Vorderrhein juni 2005

Vrijdag 24 juni 2005. Paul en ik zitten lekker aan de huisfrituur te carboloaden voor het komende wildwateravontuur: Vrijdagavond tot Basel, zaterdagochtend door naar de Vorderrhein, 'savonds door naar de Inn, zondag de Giarsunschlucht en eventueel wat extra's en maandagochtend de Landquart om dan, liefst voor 12 uur, weer in Nijmegen terug te zijn. Enige Carboloading kan dan geen kwaad.

Het waarom van deze escapade? Gewoon, omdat Eric sinds de zomer 2004 niet meer in een wildwaterboot heeft gezeten, nou ja, twee keer eigenlijk en beide keren bij Arend Bloem, hetgeen ook beide keren resulteerde in een Euro-PE-uitwisseling. Arend blij enEric een Dagger Kingpin (maximodel) en een Inazone 242 rijker.

Die boten liggen dus al enige tijd te stoffen en dat is voor mij weer een goed excuus om een paar dagen het wilde water op te kunnen. Eric moet, bij afwezigheid van Arne, toch goed begeleid worden (-;)

Zo gezegd, zo gedaan en rond zessen zit ook Eric aan de vette hap en zijn we even later op weg met 3 boten en een mountainbike voor het omrijden. De Passat van Eric heeft er zin in en rond twaalf uur duiken we het Etap hotel in Basel in. De volgende morgen zijn we vroeg weer weg, eten wat onderweg en komen rond 9.30 uur aan in Reichenau.

Vandaag geen omrijden met mountainbike maar gewoon de auto bij het station afladen; kaartjes voor mens en boot halen; omkleden; auto bij het raftuitstappunt aan de rivier zetten en met de boot op de nek naar het perron.

Om 10.10 uur gaat de trein en rond 10 uur wordt het al druk. Een paar andere kanovaarders en een stuk of 4 grote rafts van de kanoschool in Versam verzamelen zich (nog ingepakt, dat wel) op het perron.

Het gebruik van de trein door de watersporters is hier gemeengoed. Er kijkt ook helemaal niemand van op. Iedereen help elkaar de pakken en boten in het bagageruim te stouwen en even later zijn we op weg naar ons instappunt bij Ilanz.

Op het perron zijn we een oude bekende, Kees van Kuipers, tegen gekomen, Kees geeft de komende maanden les bij de kanoschool Versam en woont deze zomer in een dorpje nabij Ilanz.

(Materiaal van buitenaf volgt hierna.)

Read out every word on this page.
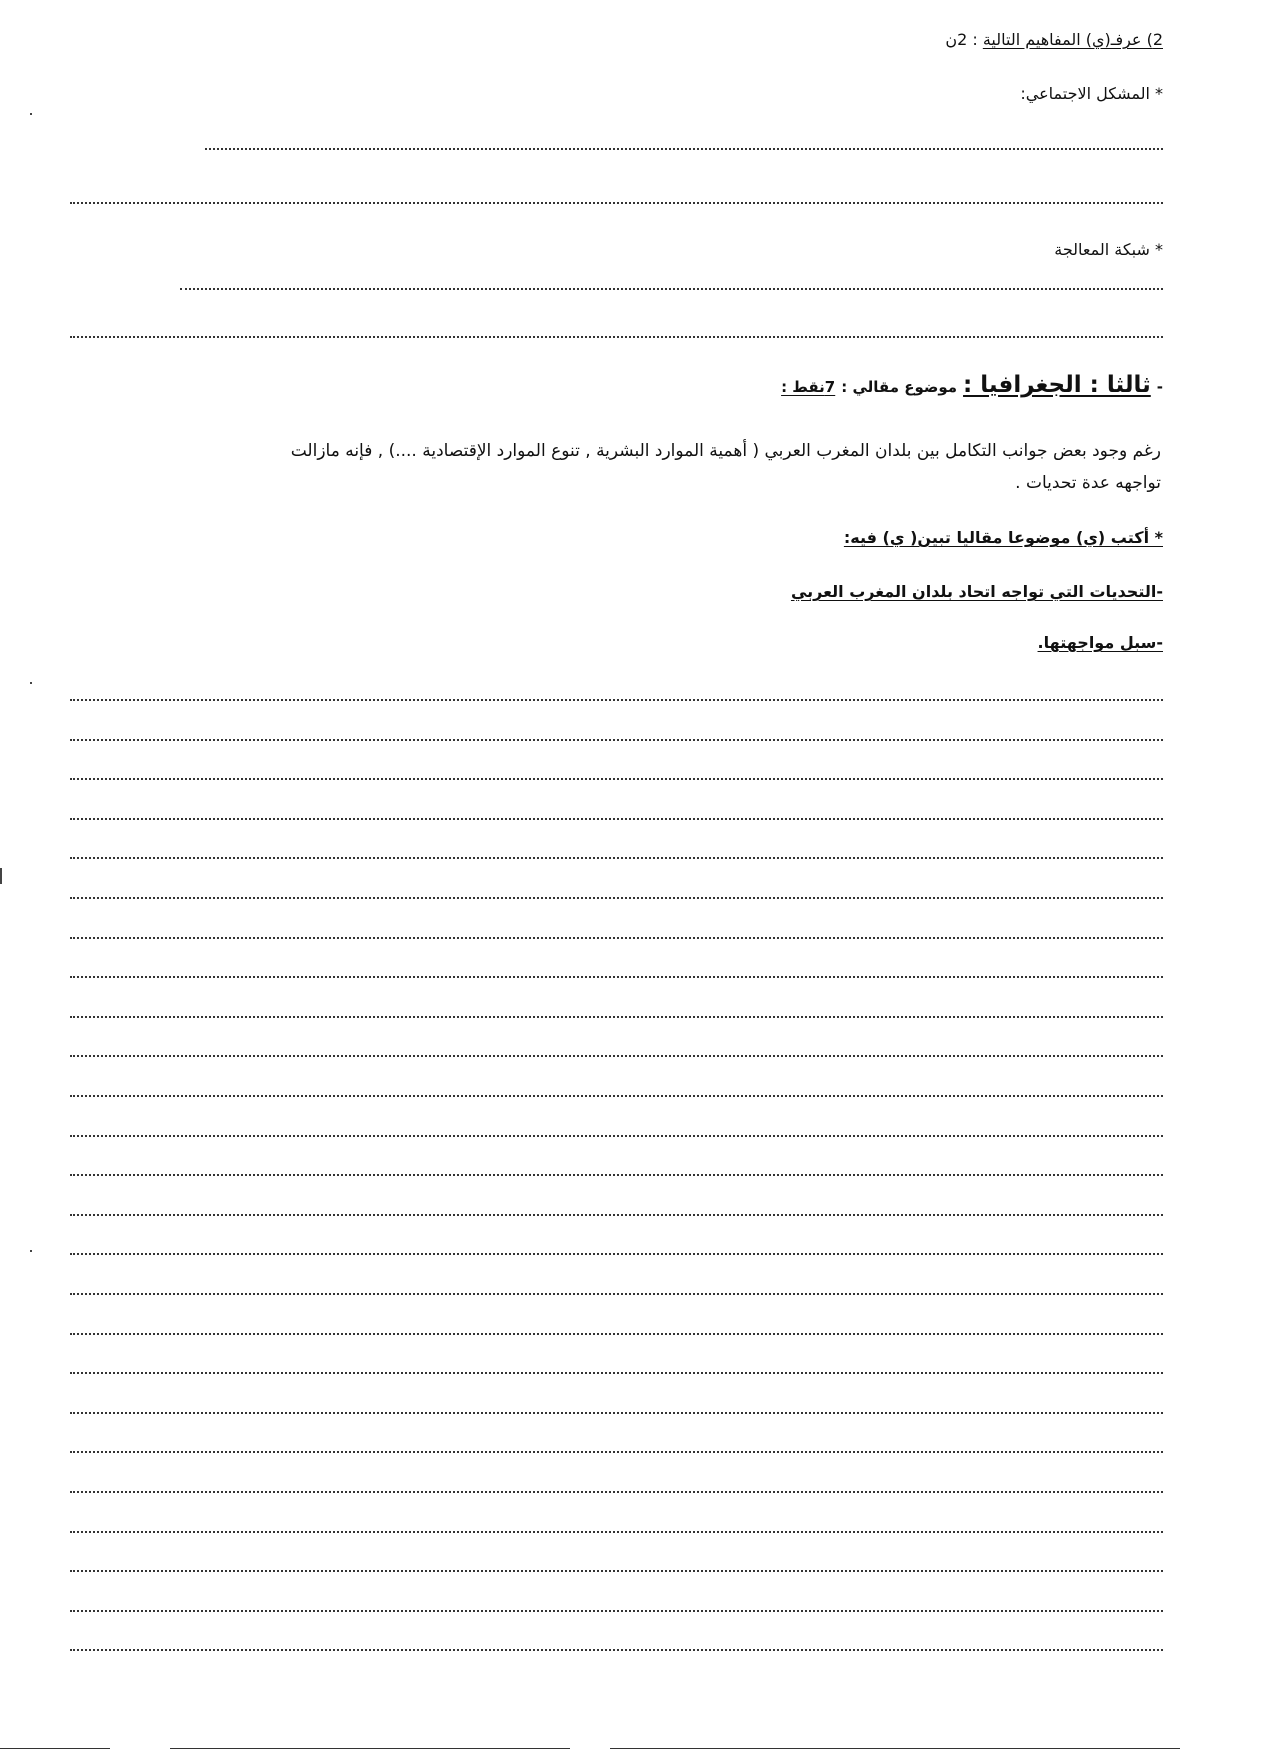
2) عرفـ(ي) المفاهيم التالية : 2ن
* المشكل الاجتماعي:
* شبكة المعالجة
-
ثالثا : الجغرافيا :
موضوع مقالي :
7نقط :
رغم وجود بعض جوانب التكامل بين بلدان المغرب العربي ( أهمية الموارد البشرية , تنوع الموارد الإقتصادية ....) , فإنه مازالت
تواجهه عدة تحديات .
* أكتب (ي) موضوعا مقاليا تبين( ي) فيه:
-التحديات التي تواجه اتحاد بلدان المغرب العربي
-سبل مواجهتها.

Tijdens de rit praten we bij, er zijn nog zat mooie bovenloopjes te doen in deze omgeving. Dat zal er dit weekeinde echter niet van komen. Na een tijdje moet Kees zijn aandacht weer naar de cursisten verleggen en wij genieten van het uitzicht in het dal van de Vorderrhein.

Op het station van Ilanz aangekomen pakken Paul en ik een terrasje in de zon terwijl Eric zijn zitje wat naar achteren trimt. Is zo'n 242 dan toch korter dan dan mijn oude 240? Het lijkt wel alsof ik minder ruimte heb. Kunnen die dijsteunen er niet uit...

Dan zijn we op weg. We hebben 20 kilometer voor de boeg op de Vorderrhein met als landschappelijk hoogtepunt de Flimser schlucht. Wildwatertechnisch niets om je ongerust over te maken, WW II met een paar passage III, maar wel allemaal op een grote ruime rivier met veel water. Dus overzichtelijk wildwater met flink wat druk erop. Ideaal om warm te varen als je al een tijdje geen wiebelwater onder je komt hebt gehad.

Er zijn maar 2 passages waar je even wat moet kijken, een keienhelling bij de grintgroeve waar vroeger een schitterende rodeogolf zat en het notoire "schwarzes loch".

Paul op de keienhelling bij de grintgroeve. Dat valt allemaal dus wel mee. Van bovenaf is het wat onoverzichtelijk en lijken er wat takken in de aanvaart te zitten maar de passage is groot en de wals onderin alleen maar leuk om doorheen te varen.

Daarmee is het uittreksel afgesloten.